Se resolver passear pelo quintal antes da chegada do hóspede, não se esqueça de acarinhar as flores e fotografar o seu melhor ângulo com aqueles cabos de selfie. Dispare palavras como répteis gigantes.
Rafael julgou ver uma moça passar do outro lado da rua. Imaginou tocá-la. Em vez de sentir a vibração dos ossos, afastou-se. Talvez seja o tal vazio dos dicionários, o ar refrescou desagradavelmente e ele logo se viu dentro de casa. O vento anda curto. Nada das tempestades necessárias em tempos de calor. De imediato, prescreve a si mesmo um dose de claustrofobia, enquanto já abre o armário com roupas velhas e cheias de traças. Nem falamos do cheiro de creolina, hábito antigo da família que Rafael não consegue abandonar. Vai o cheiro de creolina e umas palavras raspadas na porta do guarda-roupas desde a adolescência. Ficou parado ali sem saber o que procurava e se assustou quando percebeu olhar pela janela. Uns pássaros indefiníveis voavam displicentes, não sabemos de quê.

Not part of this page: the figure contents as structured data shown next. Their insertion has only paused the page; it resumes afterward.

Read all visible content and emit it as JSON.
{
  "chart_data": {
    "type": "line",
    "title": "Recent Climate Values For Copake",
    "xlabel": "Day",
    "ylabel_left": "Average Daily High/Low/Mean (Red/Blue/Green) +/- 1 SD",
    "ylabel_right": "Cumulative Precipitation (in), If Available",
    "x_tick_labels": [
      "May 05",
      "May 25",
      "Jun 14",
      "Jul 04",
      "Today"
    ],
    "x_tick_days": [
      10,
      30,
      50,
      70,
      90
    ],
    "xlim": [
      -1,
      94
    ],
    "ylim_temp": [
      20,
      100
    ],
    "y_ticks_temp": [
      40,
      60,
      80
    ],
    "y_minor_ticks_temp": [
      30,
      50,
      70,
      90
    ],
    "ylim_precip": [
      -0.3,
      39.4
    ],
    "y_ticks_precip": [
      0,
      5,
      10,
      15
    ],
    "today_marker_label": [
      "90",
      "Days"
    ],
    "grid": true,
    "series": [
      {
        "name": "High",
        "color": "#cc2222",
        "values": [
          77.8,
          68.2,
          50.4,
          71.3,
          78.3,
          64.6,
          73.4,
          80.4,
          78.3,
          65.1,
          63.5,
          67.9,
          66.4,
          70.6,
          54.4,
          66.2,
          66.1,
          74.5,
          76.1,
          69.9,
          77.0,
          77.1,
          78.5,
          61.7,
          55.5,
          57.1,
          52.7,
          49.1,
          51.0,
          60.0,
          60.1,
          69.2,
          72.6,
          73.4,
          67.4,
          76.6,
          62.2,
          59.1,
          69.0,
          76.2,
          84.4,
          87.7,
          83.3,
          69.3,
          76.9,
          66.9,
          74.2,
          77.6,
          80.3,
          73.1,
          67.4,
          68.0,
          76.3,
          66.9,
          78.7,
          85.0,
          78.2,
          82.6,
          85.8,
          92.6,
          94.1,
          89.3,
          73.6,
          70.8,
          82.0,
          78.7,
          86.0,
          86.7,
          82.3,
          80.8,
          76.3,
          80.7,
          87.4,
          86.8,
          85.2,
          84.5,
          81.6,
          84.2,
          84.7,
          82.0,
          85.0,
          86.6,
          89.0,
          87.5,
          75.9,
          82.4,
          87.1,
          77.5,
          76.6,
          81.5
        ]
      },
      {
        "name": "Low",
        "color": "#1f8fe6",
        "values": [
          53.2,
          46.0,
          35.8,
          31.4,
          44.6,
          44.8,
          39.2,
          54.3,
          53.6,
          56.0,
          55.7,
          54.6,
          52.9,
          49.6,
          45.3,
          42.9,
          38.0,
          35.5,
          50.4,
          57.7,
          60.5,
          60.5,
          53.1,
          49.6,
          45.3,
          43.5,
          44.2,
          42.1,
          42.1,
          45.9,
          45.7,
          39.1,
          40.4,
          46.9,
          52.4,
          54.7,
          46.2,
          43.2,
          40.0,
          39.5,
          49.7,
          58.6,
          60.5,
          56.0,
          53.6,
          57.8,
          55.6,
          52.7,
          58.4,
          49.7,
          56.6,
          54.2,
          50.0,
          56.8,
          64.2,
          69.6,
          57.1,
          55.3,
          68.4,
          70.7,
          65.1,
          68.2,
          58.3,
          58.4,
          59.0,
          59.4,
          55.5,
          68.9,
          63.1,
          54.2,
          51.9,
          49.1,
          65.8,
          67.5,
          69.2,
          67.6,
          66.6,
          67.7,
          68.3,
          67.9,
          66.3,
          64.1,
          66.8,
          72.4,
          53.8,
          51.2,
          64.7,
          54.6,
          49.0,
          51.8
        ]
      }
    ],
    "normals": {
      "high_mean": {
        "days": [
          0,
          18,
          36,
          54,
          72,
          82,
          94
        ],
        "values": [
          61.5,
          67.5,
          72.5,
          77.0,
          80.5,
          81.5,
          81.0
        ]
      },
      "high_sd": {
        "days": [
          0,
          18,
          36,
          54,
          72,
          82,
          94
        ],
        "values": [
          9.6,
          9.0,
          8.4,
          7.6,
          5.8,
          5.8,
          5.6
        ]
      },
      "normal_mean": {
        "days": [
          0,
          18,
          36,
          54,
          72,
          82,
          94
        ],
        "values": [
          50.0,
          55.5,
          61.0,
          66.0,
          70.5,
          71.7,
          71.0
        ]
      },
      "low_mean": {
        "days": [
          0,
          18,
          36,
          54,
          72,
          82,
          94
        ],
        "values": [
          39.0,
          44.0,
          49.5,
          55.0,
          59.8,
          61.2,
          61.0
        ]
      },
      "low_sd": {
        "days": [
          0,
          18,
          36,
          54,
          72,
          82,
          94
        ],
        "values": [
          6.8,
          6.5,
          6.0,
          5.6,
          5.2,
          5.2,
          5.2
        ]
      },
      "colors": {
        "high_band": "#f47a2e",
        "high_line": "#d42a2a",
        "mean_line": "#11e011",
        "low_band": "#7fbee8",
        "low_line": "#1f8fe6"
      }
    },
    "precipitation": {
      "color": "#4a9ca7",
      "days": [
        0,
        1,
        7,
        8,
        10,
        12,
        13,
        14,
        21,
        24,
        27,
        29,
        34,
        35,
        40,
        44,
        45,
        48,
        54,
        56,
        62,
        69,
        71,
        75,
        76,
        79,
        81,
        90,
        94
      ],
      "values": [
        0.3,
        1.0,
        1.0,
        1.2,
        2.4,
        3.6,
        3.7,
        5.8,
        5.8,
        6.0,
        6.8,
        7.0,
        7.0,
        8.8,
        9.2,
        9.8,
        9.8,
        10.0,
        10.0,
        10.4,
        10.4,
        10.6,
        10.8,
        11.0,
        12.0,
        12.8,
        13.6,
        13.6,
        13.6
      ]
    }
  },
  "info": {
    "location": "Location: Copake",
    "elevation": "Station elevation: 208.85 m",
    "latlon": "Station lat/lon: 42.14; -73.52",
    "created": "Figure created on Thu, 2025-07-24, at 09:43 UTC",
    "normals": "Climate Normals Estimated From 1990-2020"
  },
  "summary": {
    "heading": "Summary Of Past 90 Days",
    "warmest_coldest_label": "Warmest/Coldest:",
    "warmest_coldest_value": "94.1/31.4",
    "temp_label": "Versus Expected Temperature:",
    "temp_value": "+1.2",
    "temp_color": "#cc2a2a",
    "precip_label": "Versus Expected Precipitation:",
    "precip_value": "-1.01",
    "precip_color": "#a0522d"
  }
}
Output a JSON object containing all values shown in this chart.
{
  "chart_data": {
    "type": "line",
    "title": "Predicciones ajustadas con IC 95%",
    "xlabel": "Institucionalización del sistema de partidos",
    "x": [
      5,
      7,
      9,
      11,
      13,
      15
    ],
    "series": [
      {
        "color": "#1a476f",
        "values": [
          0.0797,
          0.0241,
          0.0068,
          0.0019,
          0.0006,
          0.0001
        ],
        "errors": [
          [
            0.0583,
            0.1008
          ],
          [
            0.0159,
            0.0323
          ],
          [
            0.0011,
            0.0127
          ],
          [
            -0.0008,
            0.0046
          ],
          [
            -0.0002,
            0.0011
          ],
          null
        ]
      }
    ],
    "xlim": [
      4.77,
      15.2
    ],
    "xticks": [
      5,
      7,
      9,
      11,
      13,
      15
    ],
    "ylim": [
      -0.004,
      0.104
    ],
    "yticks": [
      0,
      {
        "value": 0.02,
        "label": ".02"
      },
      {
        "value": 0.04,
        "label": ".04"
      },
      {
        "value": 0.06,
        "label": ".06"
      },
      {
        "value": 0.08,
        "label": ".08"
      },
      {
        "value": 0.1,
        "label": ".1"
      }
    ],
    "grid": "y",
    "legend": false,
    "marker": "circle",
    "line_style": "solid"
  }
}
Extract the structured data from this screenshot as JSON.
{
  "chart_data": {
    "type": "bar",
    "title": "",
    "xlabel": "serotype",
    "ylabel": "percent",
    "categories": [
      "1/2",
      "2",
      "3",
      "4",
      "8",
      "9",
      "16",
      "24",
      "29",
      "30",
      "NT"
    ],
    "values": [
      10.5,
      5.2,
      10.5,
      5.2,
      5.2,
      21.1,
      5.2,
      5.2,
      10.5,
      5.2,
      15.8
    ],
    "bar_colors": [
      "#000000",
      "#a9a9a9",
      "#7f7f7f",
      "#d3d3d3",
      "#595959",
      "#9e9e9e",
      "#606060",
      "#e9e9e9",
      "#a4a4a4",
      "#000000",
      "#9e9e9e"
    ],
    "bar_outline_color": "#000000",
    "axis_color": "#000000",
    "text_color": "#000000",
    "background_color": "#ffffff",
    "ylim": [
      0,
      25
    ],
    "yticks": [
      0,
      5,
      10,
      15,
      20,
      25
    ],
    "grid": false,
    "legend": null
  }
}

Mude a planta, companheiro.
Um flautista, seu vizinho, toca uma cantiga nova.
Prazeres superficiais.
Moram na cidade algumas lacunas entediantes. O flautista até ignora, mas Rafael se pergunta se a música de fato toca. O som escorreu distante até a casa e bateu atravessado no guarda-roupas com aroma de creolina. Consideramos um ornamento artificial da cidade. Sentou, pegou do papel e acolheu a escrivaninha. Prazeroso mesmo seria a entrada de um homem às margens do quarto e do papel invulgar…
Não, não. Esqueça a planta.
O fato é que nessas paragens o barril não para de rolar, Rafael. Nós fazemos votos de que seja uma falsa impressão. Os vasos sanguíneos estão dilatados? Foi o que nos disseram.
Riso desmedido. Riso desmedido…
– A chave?
Estava o tempo toda na porta, companheiro, você não viu?